If the battle between Alex Salmond and Nicola Sturgeon
had taken place in England it would have been the biggest political story in
decades. There would have been an impartial judge compelling all evidence was
provided. If an inquiry had said that the Prime Minister had misled Parliament,
he would certainly have resigned. But in Scotland not merely did Sturgeon not
resign, Labour and the Lib Dems thought she ought not to.
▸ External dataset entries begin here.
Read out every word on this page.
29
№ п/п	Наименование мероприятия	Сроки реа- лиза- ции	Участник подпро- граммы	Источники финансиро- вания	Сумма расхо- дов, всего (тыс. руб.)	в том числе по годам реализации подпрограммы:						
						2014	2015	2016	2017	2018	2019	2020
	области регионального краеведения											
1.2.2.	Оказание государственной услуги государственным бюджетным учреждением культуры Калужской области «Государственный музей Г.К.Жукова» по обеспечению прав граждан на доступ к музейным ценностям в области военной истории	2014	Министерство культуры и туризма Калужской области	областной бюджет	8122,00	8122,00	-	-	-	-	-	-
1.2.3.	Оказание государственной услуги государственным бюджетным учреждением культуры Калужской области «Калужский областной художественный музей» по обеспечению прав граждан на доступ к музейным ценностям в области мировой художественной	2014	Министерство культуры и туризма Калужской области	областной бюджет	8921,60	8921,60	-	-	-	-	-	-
It cannot be that both Sturgeon and Salmond were
innocent. If one of them is telling the truth, the other must be lying. One or
other of their conduct was reprehensible. But the Scottish electorate has
already not merely forgiven, it is as if it has completely forgotten and wants both
Salmond and Sturgeon to be elected to Holyrood as if the reputation of neither
is unstained. It’s like Jeremy Thorpe had a dog shot, nobody cared, and he kept
on leading like nothing had happened.
Sturgeon thinks Boris should resign because of a remark
that if she had made it would never have been leaked. Has she never once in
private, due to exasperation or anger said something to a colleague that she
later regretted and hoped would not be discovered by the rest of us? Which of
us hasn’t? Boris’s alleged remark is merely the equivalent of my saying “I will
arrive come Hell or high water”. It doesn’t mean I expect either Hell or high
water. I am using hyperbole. Only a press that takes everything literally could
think that anyone was proposing literally to pile bodies high.
In Scotland you can allegedly try to have your
predecessor jailed and mislead Parliament about it, in England Boris Johnson
has just been arrested because on returning home from a busy day he said that he
could murder a cup of tea and his former special advisor called the police on
the grounds that cups of tea matter and attempting to murder them is a crime.